KBB – (Tabloidpilarpost.com), Sebelum dan setelah Plt Bupati Bandung Barat melantik Pejabat Administrator dan Pengawas, pada Rabu (7/7/2021) sudah menimbulkan gejolak di semua kalangan. Sampai akhirnya sedikit mereda ketika Ketua Dewan Perwakilan Rakyat Daerah (DPRD) Kabupaten Bandung Barat (KBB), Rismanto dan Plt Bupati Bandung Barat, Hengki Kurniawan memberikan pernyataan, bahwa pelantikan Pejabat Administrator dan Pengawas sudah sesuai prosedur berdasarkan surat rekomendasi dari Kemendagri.
Hal itu diungkapkan langsung oleh Ketua Umum Indonesian Corruption Monitoring (ICM), Drs. Jachja Taruna Djaja, pada Rabu (21/7/2020) pagi.

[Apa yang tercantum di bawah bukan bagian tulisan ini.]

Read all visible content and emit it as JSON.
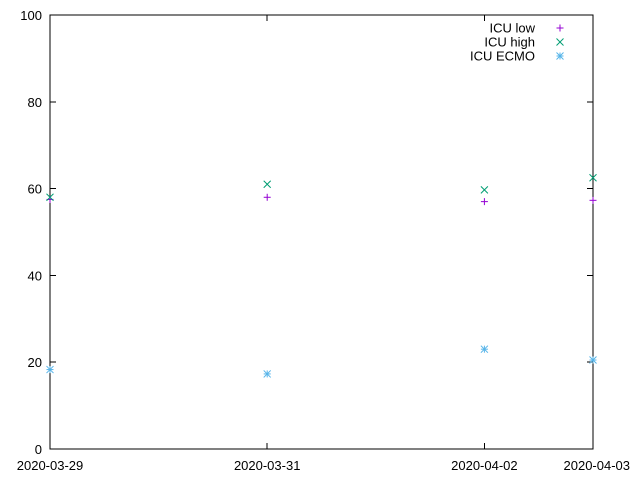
{
  "chart_data": {
    "type": "scatter",
    "x_type": "date",
    "x_ticks": [
      "2020-03-29",
      "2020-03-31",
      "2020-04-02",
      "2020-04-03"
    ],
    "xlim": [
      "2020-03-29",
      "2020-04-03"
    ],
    "y_ticks": [
      0,
      20,
      40,
      60,
      80,
      100
    ],
    "ylim": [
      0,
      100
    ],
    "grid": false,
    "legend_position": "top-right",
    "series": [
      {
        "name": "ICU low",
        "marker": "plus",
        "color": "#9400d3",
        "points": [
          {
            "x": "2020-03-29",
            "y": 57.5
          },
          {
            "x": "2020-03-31",
            "y": 58
          },
          {
            "x": "2020-04-02",
            "y": 57
          },
          {
            "x": "2020-04-03",
            "y": 57.3
          }
        ]
      },
      {
        "name": "ICU high",
        "marker": "cross",
        "color": "#009e73",
        "points": [
          {
            "x": "2020-03-29",
            "y": 58
          },
          {
            "x": "2020-03-31",
            "y": 61
          },
          {
            "x": "2020-04-02",
            "y": 59.7
          },
          {
            "x": "2020-04-03",
            "y": 62.5
          }
        ]
      },
      {
        "name": "ICU ECMO",
        "marker": "star",
        "color": "#56b4e9",
        "points": [
          {
            "x": "2020-03-29",
            "y": 18.3
          },
          {
            "x": "2020-03-31",
            "y": 17.3
          },
          {
            "x": "2020-04-02",
            "y": 23
          },
          {
            "x": "2020-04-03",
            "y": 20.5
          }
        ]
      }
    ]
  }
}
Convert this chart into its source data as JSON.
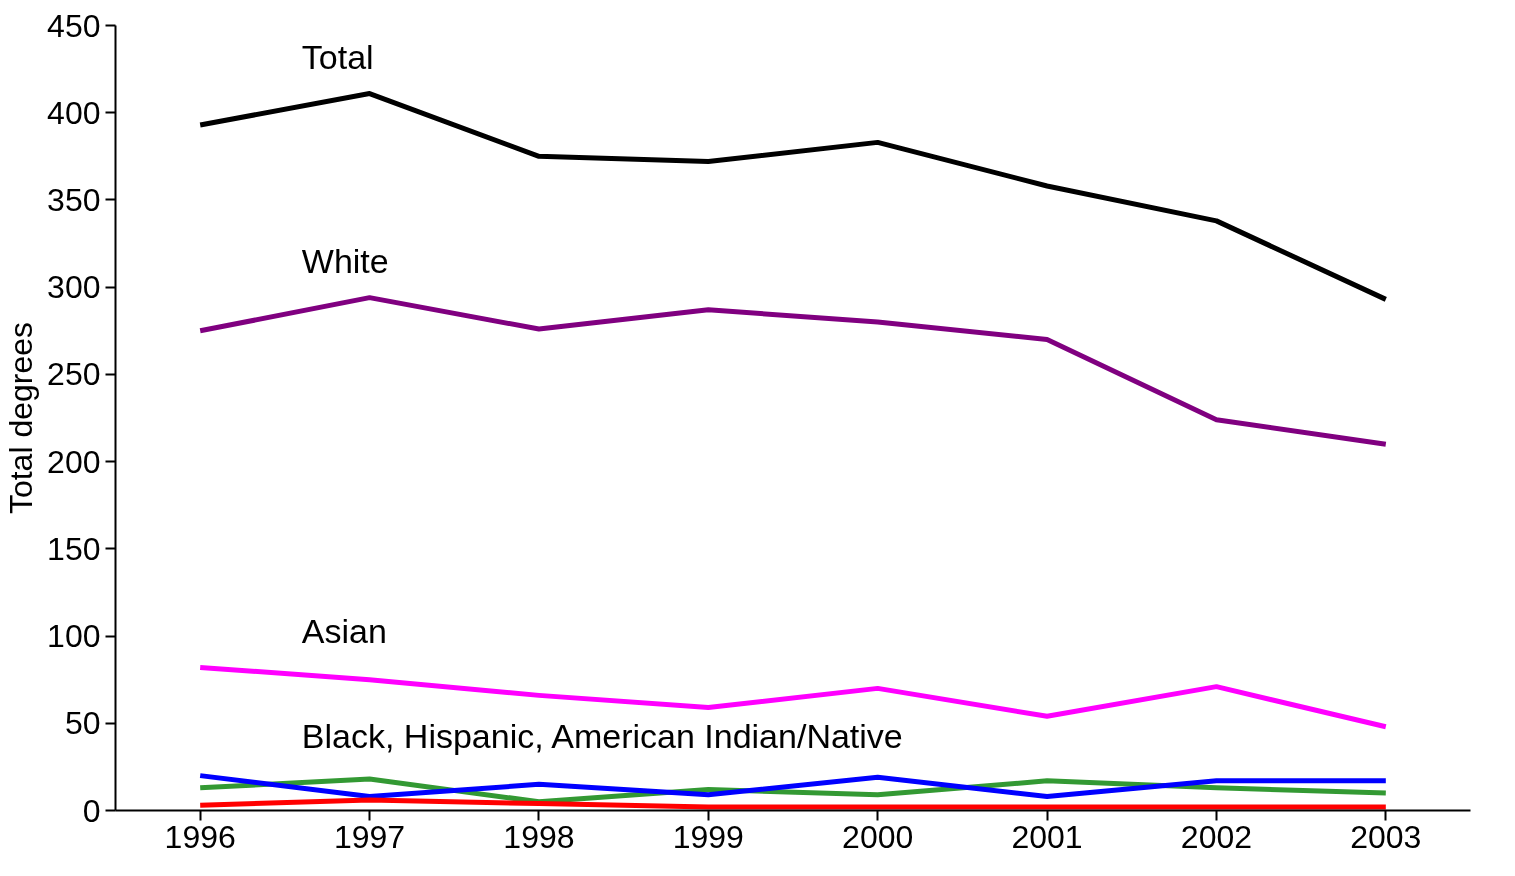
{
  "chart_data": {
    "type": "line",
    "ylabel": "Total degrees",
    "categories": [
      "1996",
      "1997",
      "1998",
      "1999",
      "2000",
      "2001",
      "2002",
      "2003"
    ],
    "ylim": [
      0,
      450
    ],
    "yticks": [
      0,
      50,
      100,
      150,
      200,
      250,
      300,
      350,
      400,
      450
    ],
    "grid": false,
    "marker": "none",
    "line_style": "solid",
    "series": [
      {
        "name": "Total",
        "color": "#000000",
        "values": [
          393,
          411,
          375,
          372,
          383,
          358,
          338,
          293
        ]
      },
      {
        "name": "White",
        "color": "#800080",
        "values": [
          275,
          294,
          276,
          287,
          280,
          270,
          224,
          210
        ]
      },
      {
        "name": "Asian",
        "color": "#ff00ff",
        "values": [
          82,
          75,
          66,
          59,
          70,
          54,
          71,
          48
        ]
      },
      {
        "color": "#339933",
        "values": [
          13,
          18,
          5,
          12,
          9,
          17,
          13,
          10
        ]
      },
      {
        "color": "#0000ff",
        "values": [
          20,
          8,
          15,
          9,
          19,
          8,
          17,
          17
        ]
      },
      {
        "color": "#ff0000",
        "values": [
          3,
          6,
          4,
          2,
          2,
          2,
          2,
          2
        ]
      }
    ],
    "annotations": [
      "Black, Hispanic, American Indian/Native"
    ]
  }
}
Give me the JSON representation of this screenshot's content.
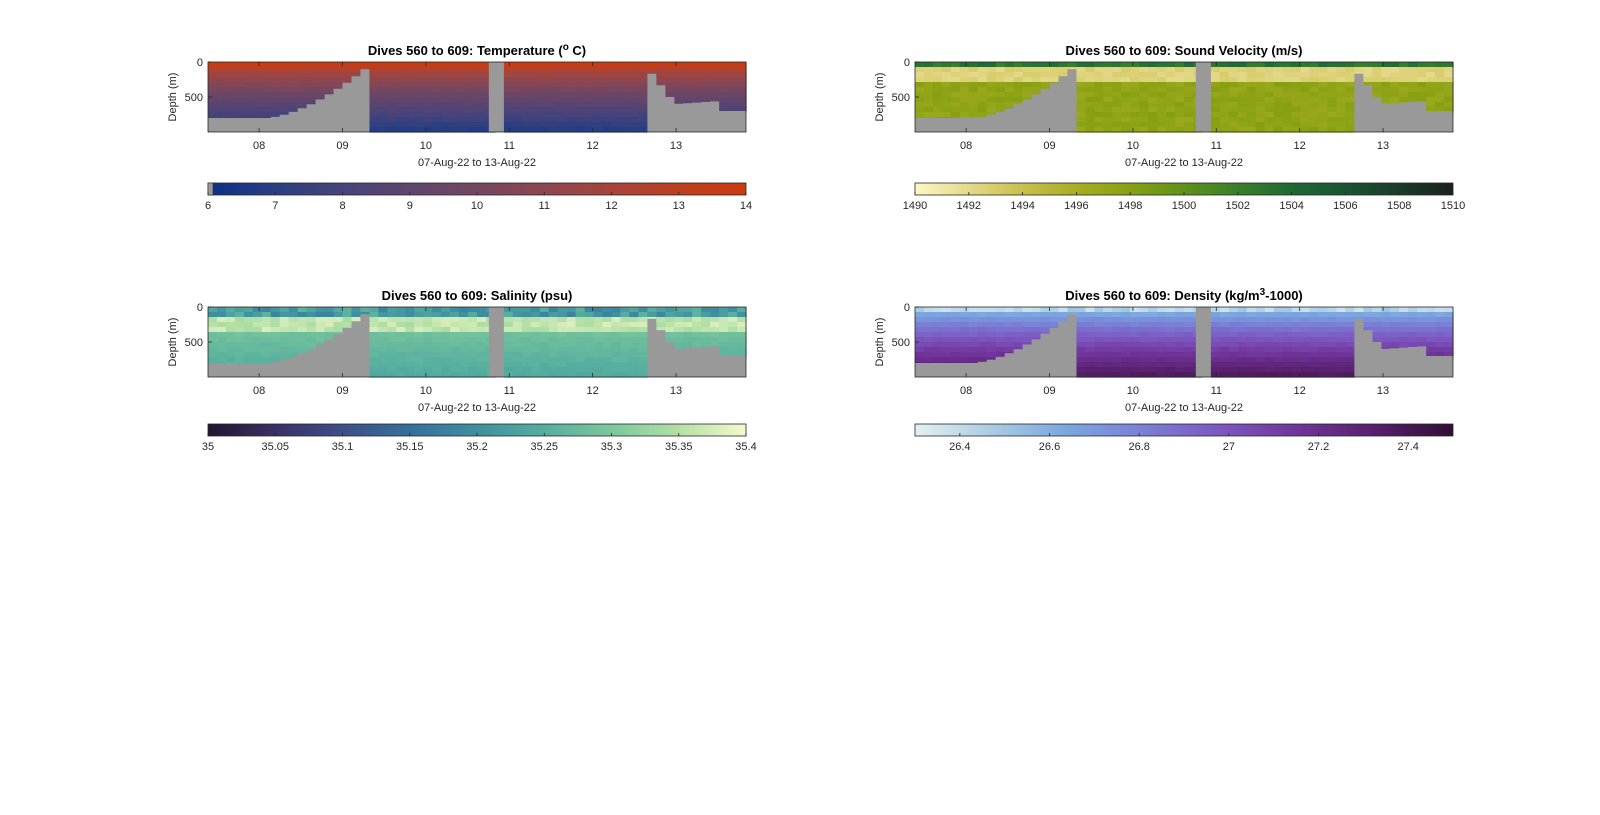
{
  "chart_data": [
    {
      "type": "heatmap",
      "title_prefix": "Dives 560 to 609: Temperature (",
      "title_sup": "o",
      "title_suffix": " C)",
      "xlabel": "07-Aug-22 to 13-Aug-22",
      "ylabel": "Depth (m)",
      "x_ticks": [
        "08",
        "09",
        "10",
        "11",
        "12",
        "13"
      ],
      "y_ticks": [
        "0",
        "500"
      ],
      "colorbar": {
        "min": 6,
        "max": 14,
        "ticks": [
          "6",
          "7",
          "8",
          "9",
          "10",
          "11",
          "12",
          "13",
          "14"
        ],
        "colors": [
          "#0b2f8a",
          "#2b3f82",
          "#47437a",
          "#5e456e",
          "#744661",
          "#8d4650",
          "#a6443b",
          "#bd3f20",
          "#cc3a0c"
        ]
      },
      "surface_value": 13.5,
      "deep_value": 6.5,
      "colormap_gradient": "vertical"
    },
    {
      "type": "heatmap",
      "title_prefix": "Dives 560 to 609: Sound Velocity (m/s)",
      "title_sup": "",
      "title_suffix": "",
      "xlabel": "07-Aug-22 to 13-Aug-22",
      "ylabel": "Depth (m)",
      "x_ticks": [
        "08",
        "09",
        "10",
        "11",
        "12",
        "13"
      ],
      "y_ticks": [
        "0",
        "500"
      ],
      "colorbar": {
        "min": 1490,
        "max": 1510,
        "ticks": [
          "1490",
          "1492",
          "1494",
          "1496",
          "1498",
          "1500",
          "1502",
          "1504",
          "1506",
          "1508",
          "1510"
        ],
        "colors": [
          "#fbf8c4",
          "#e4d98a",
          "#c9bf4a",
          "#a9ae24",
          "#87a012",
          "#5f921b",
          "#3a7f2a",
          "#1f6a35",
          "#1a5433",
          "#1b3b2a",
          "#1a221c"
        ]
      },
      "surface_value": 1503,
      "deep_value": 1497.5,
      "colormap_gradient": "banded"
    },
    {
      "type": "heatmap",
      "title_prefix": "Dives 560 to 609: Salinity (psu)",
      "title_sup": "",
      "title_suffix": "",
      "xlabel": "07-Aug-22 to 13-Aug-22",
      "ylabel": "Depth (m)",
      "x_ticks": [
        "08",
        "09",
        "10",
        "11",
        "12",
        "13"
      ],
      "y_ticks": [
        "0",
        "500"
      ],
      "colorbar": {
        "min": 35,
        "max": 35.4,
        "ticks": [
          "35",
          "35.05",
          "35.1",
          "35.15",
          "35.2",
          "35.25",
          "35.3",
          "35.35",
          "35.4"
        ],
        "colors": [
          "#231530",
          "#3b2f66",
          "#3d4f8a",
          "#36709a",
          "#3f8fa0",
          "#55ae9f",
          "#7cc79b",
          "#b3e0a6",
          "#f6f8cd"
        ]
      },
      "surface_value": 35.33,
      "deep_value": 35.24,
      "colormap_gradient": "vertical"
    },
    {
      "type": "heatmap",
      "title_prefix": "Dives 560 to 609: Density (kg/m",
      "title_sup": "3",
      "title_suffix": "-1000)",
      "xlabel": "07-Aug-22 to 13-Aug-22",
      "ylabel": "Depth (m)",
      "x_ticks": [
        "08",
        "09",
        "10",
        "11",
        "12",
        "13"
      ],
      "y_ticks": [
        "0",
        "500"
      ],
      "colorbar": {
        "min": 26.3,
        "max": 27.5,
        "ticks": [
          "26.4",
          "26.6",
          "26.8",
          "27",
          "27.2",
          "27.4"
        ],
        "colors": [
          "#e5f0f0",
          "#a9cce2",
          "#7aa5e0",
          "#7a7ed6",
          "#7d56c0",
          "#70349a",
          "#571f6b",
          "#2f0f34"
        ]
      },
      "surface_value": 26.5,
      "deep_value": 27.4,
      "colormap_gradient": "vertical"
    }
  ]
}
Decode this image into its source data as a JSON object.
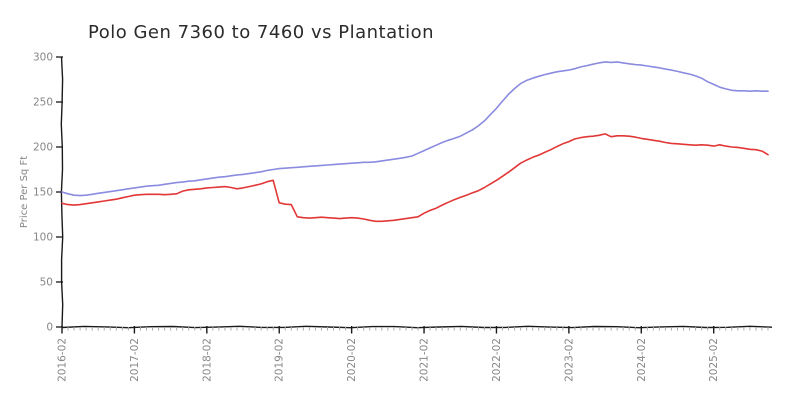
{
  "chart_data": {
    "type": "line",
    "title": "Polo Gen 7360 to 7460 vs Plantation",
    "xlabel": "",
    "ylabel": "Price Per Sq Ft",
    "ylim": [
      0,
      300
    ],
    "yticks": [
      0,
      50,
      100,
      150,
      200,
      250,
      300
    ],
    "x_start": "2016-02",
    "x_end": "2025-11",
    "x_freq": "monthly",
    "n_points": 118,
    "xtick_labels": [
      "2016-02",
      "2017-02",
      "2018-02",
      "2019-02",
      "2020-02",
      "2021-02",
      "2022-02",
      "2023-02",
      "2024-02",
      "2025-02"
    ],
    "xtick_indices": [
      0,
      12,
      24,
      36,
      48,
      60,
      72,
      84,
      96,
      108
    ],
    "grid": false,
    "legend": "none",
    "style": "xkcd-sketch",
    "colors": {
      "blue_line": "#8b8be0",
      "red_line": "#e23737",
      "axis": "#1a1a1a",
      "minor_tick": "#aaaaaa",
      "tick_label": "#878787",
      "title": "#2b2b2b"
    },
    "series": [
      {
        "name": "blue-line",
        "color": "#8b8be0",
        "values": [
          150,
          148,
          146.5,
          146,
          146.5,
          147.5,
          148.5,
          149.5,
          150.5,
          151.5,
          152.5,
          153.5,
          154.5,
          155.5,
          156.5,
          157,
          157.5,
          158.5,
          159.5,
          160.5,
          161,
          162,
          162.5,
          163.5,
          164.5,
          165.5,
          166.5,
          167,
          168,
          169,
          169.5,
          170.5,
          171.5,
          172.5,
          174,
          175,
          176,
          176.5,
          177,
          177.5,
          178,
          178.5,
          179,
          179.5,
          180,
          180.5,
          181,
          181.5,
          182,
          182.5,
          183,
          183,
          183.5,
          184.5,
          185.5,
          186.5,
          187.5,
          188.5,
          190,
          193,
          196,
          199,
          202,
          205,
          207.5,
          209.5,
          212,
          215.5,
          219,
          223.5,
          229,
          236,
          243,
          251,
          258.5,
          265,
          270.5,
          274,
          276.5,
          278.5,
          280.5,
          282,
          283.5,
          284.5,
          285.5,
          287,
          289,
          290.5,
          292,
          293.5,
          294.5,
          294,
          294.5,
          293.5,
          292.5,
          291.5,
          291,
          290,
          289,
          288,
          286.5,
          285.5,
          284,
          282.5,
          281,
          279,
          276.5,
          272.5,
          269.5,
          266.5,
          264.5,
          263,
          262.5,
          262.5,
          262,
          262.5,
          262,
          262
        ]
      },
      {
        "name": "red-line",
        "color": "#e23737",
        "values": [
          137.5,
          136,
          135.5,
          136,
          137,
          138,
          139,
          140,
          141,
          142,
          143.5,
          145,
          146.5,
          147,
          147.5,
          147.5,
          147.5,
          147,
          147.5,
          148,
          151,
          152.5,
          153,
          153.5,
          154.5,
          155,
          155.5,
          156,
          155,
          153.5,
          154.5,
          156,
          157.5,
          159,
          161.5,
          163,
          138,
          136.5,
          136,
          122.5,
          121.5,
          121,
          121.5,
          122,
          121.5,
          121,
          120.5,
          121,
          121.5,
          121,
          120,
          118.5,
          117.5,
          117.5,
          118,
          118.5,
          119.5,
          120.5,
          121.5,
          122.5,
          126.5,
          129.5,
          132,
          135.5,
          138.5,
          141.5,
          144,
          146.5,
          149,
          151.5,
          155,
          159,
          163,
          167.5,
          172,
          177,
          182,
          185.5,
          188.5,
          191,
          194,
          197,
          200.5,
          203.5,
          206,
          209,
          210.5,
          211.5,
          212,
          213,
          214.5,
          211.5,
          212.5,
          212.5,
          212,
          211,
          209.5,
          208.5,
          207.5,
          206.5,
          205,
          204,
          203.5,
          203,
          202.5,
          202,
          202.5,
          202,
          201,
          202.5,
          201,
          200,
          199.5,
          198.5,
          197.5,
          197,
          195.5,
          191.5
        ]
      }
    ]
  }
}
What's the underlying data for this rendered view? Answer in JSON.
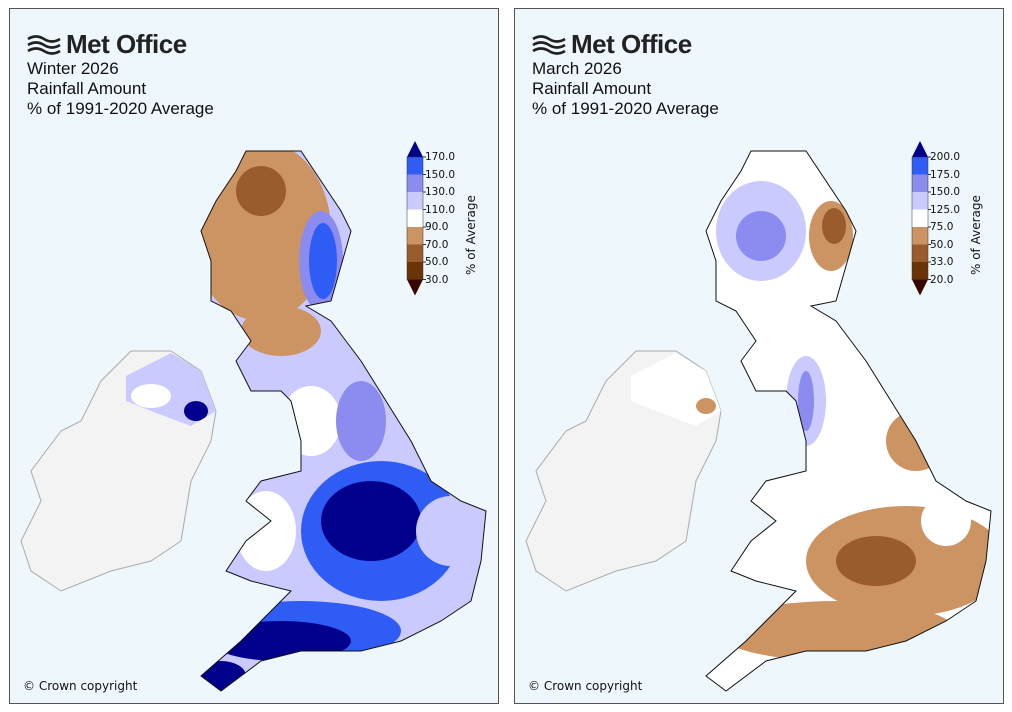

“Mirisnya, pernyataan tersebut hanya sebatas omongan saja, tanpa bisa memperlihatkan bukti surat rekomendasi tersebut. Seyogyanya setingkat Plt Bupati Bandung Barat dan Ketua DPRD mempersiapkan surat rekomendasi tersebut untuk diperlihatkan ke publik guna mengakhiri polemik berkelanjutan,” ungkap Jachja TD.
Menurutnya, apabila suatu surat atau dokumen dari institusi negara dan sudah dilaksanakan, maka surat atau dokumen tersebut bukan rahasia lagi dan sudah menjadi milik publik.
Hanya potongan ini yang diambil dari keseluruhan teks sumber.